The sequence of events that took place just before this screen grab were important. Villa, once again, attempted a straight chip pass which Agger, Enrique and finally Gerrard failed to clear in 3 attempts. That failure to clear led to to flicked headers by Villa players putting Benteke clean through with the keeper for a volley opportunity.

It was arguably Villa’s best chance during Liverpool’s spell of defensive shelling and that chance came through poor defending and a sequence of failed clearances which led to the giveaway.


Final Thoughts

Liverpool’s defensive shell was effective. It gave up a high number of shots, but most of them were from distance or had to find their way through numerous defensive bodies. This is what a defensive shell does, it gives up the ghost in terms of possession-based attacking play and focuses on reducing the quality of opposition chances. The reduction in quality of Villa’s chances may be evident in the low number of their 16 shots that were on target.

Liverpool’s shell worked, although they were a little too deep at times, which may have led to some of the fatigue and errors that gifted Villa some good quality scoring chances.

Oh, and Liverpool, when shelling, need to offer way more counter attacking threat than they did. A better team than Villa would have overwhelmed this error-prone Liverpool shell with their skill and speed of ball movement. A hub player like Suarez will help with the counter attacking threat.

  • Tartaruga Jones

    I think Liverpool got lucky. The Benteke shot was a clear chance which he should have buried and was far easier than the one that Sturridge did score. That’s the trouble with using the result in a particular match to demonstrate the efficacy of the tactic.

    The over all observation that the chasing team gets a boost to their goal rate while the leading team gets a reduction in their’s is obviously a correct one. It is a step on from that to assume this is a deliberate “Defensive Shell” tactic. In some cases it may be, but I think you probably have to demonstrate this as a trait of a particular team over a prolonged period over and above a side that typically doesn’t do this. Even then you have to show why it isn’t simply a case of psychology, i.e. some kind of risk aversion effect whereby we’re more scared of losing what we have than what we haven’t (we have the lead/we don’t have the lead.).
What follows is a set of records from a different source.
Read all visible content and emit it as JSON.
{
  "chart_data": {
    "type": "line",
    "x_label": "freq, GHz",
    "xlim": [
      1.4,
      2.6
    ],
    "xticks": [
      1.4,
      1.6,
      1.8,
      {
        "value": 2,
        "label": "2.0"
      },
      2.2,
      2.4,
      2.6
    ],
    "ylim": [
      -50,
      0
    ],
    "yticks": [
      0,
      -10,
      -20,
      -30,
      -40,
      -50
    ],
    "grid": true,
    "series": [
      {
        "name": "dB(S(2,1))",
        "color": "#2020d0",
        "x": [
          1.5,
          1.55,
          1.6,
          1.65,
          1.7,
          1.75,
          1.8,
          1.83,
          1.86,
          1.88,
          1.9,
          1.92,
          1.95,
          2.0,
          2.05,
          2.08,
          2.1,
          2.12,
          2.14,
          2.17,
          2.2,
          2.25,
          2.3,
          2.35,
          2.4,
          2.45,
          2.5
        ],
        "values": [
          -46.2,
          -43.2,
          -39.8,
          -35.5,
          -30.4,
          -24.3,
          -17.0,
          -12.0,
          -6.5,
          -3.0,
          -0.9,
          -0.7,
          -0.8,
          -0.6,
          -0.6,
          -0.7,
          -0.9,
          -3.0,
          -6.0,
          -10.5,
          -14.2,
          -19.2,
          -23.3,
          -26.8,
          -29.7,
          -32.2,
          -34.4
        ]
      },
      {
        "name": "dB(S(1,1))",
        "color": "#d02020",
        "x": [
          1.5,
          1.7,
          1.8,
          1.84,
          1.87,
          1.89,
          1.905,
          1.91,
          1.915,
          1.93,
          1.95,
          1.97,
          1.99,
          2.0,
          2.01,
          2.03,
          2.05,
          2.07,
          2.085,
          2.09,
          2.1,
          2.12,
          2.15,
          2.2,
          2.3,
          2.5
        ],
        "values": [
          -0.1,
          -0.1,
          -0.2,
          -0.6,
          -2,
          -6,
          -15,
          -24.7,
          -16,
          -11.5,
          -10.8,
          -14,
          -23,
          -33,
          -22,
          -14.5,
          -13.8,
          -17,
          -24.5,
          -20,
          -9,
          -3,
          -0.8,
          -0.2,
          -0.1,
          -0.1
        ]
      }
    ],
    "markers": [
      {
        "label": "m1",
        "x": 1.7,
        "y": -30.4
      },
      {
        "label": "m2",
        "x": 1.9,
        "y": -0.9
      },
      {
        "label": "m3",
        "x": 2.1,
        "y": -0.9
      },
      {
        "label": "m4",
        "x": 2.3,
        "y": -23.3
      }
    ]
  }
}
To do this I think you’d probably have to look across a variety of sports and see if it’s a repeated phenomenon. If, as I suspect is the case, there is a risk effect at play, it doesn’t invalidate the “Shell defence” theory, but you’d need to strip out the risk effect before making the case for the tactic.

  • Toshack

    Thanks for an interesting analysis Ben,

    In the Stoke game Liverpool couldn’t respond well enough to the changes in tactics made by Hughes, either in energy, counter attacking or changes in personnel and went into a kind of shell mode. They struggled a bit (even though the penalty was not a consequence of the shelling), but managed to hold out.

    I’ve only seen the highlights of the Villa game, but heard that one factor Liverpool started to defend was that Villa was simply playing well. Rodgers has so far a track record of dubious in-game-changes to counter changes made by the opposition and maybe that was true in the villa game as well, even though bringing in Allen was more useful than bringing in Sterling in the Stoke game.
    As you note, no matter the reason Liverpool goes into shell mode, their interaction between the two banks still needs fine tuning (secondary balls needs winning) and aerospace strength is a problem from set prices.

    I haven’t thought about the counter attack ability, I’m just a bit surprised that with the speed in legs and head of Sturridge, Coutinho and Aspas and the ability by Gerrard to make both medium and long passes accurately this is a problem. Perhaps they focus too much on shelling and sink too deep and then cannot get forward fast enough?